Edwards was a faculty member at ABAC for 35 years and the organist at Tifton's First Baptist Church for more than 50 years. In 1965, Edwards was honored as the first recipient of the Distinguished Professor Award at ABAC.

Untold numbers of Georgians enjoyed Edwards' piano concerts until he died at the age of 82 on May 27, 2009. Edwards was a soloist with the University of Georgia Symphony, the Atlanta Pops Orchestra, and the Atlanta Chamber Orchestra.

A graduate of Covington High School, Edwards and his family moved to Tifton after his graduation, where he attended ABAC, completing his degree in 1945. He continued his education at UGA, where he received a bachelor of fine arts degree in Music/English in 1953 and a master of fine arts degree in 1958. In 1971, he completed his doctorate degree in interdepartmental humanities.

Edwards taught part-time at ABAC while serving as the Glee Club instructor and piano teacher at Tifton High School before assuming a full-time instructor's position at ABAC in 1957. Named to Who's Who in Music International in 1962, Edwards was a former president of the Tifton Concert Association. In 1971, he was selected as one of the Outstanding Educators in America.

After being a part of ABAC either as a student or as a faculty member for a portion of five decades, Edwards had a special appreciation for the small-town flavor of the college.

"I feel the friendliness still exists because we have a 'the door is always open' attitude toward the students," Edwards said when he retired in 1989. "The faculty and staff at ABAC really care, and it shows."

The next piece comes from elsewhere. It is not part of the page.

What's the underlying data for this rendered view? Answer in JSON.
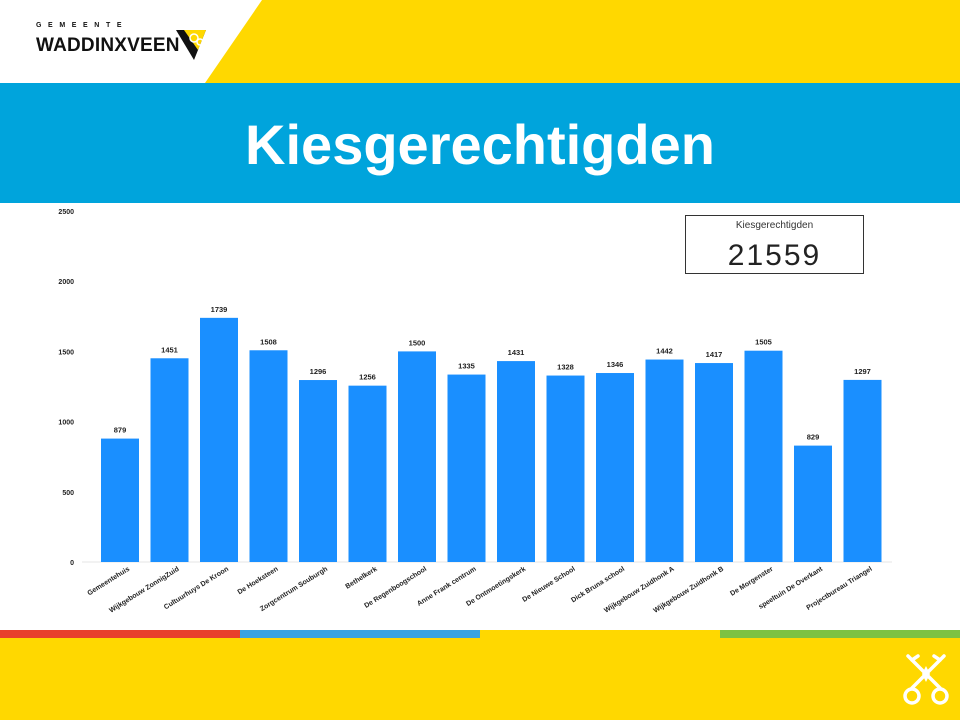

The dedication program included remarks from Bridges, Fine Arts Department Head Susan Roe, Associate Professor Emerita of English Rosalyn Ray Donaldson, Tifton's First Baptist Church pastor the Rev. Wayne Roe, and ABAC Director of Public Relations Emeritus Michael D. Chason. Jennifer Huang, an assistant professor of piano, also performed a piano tribute to Edwards.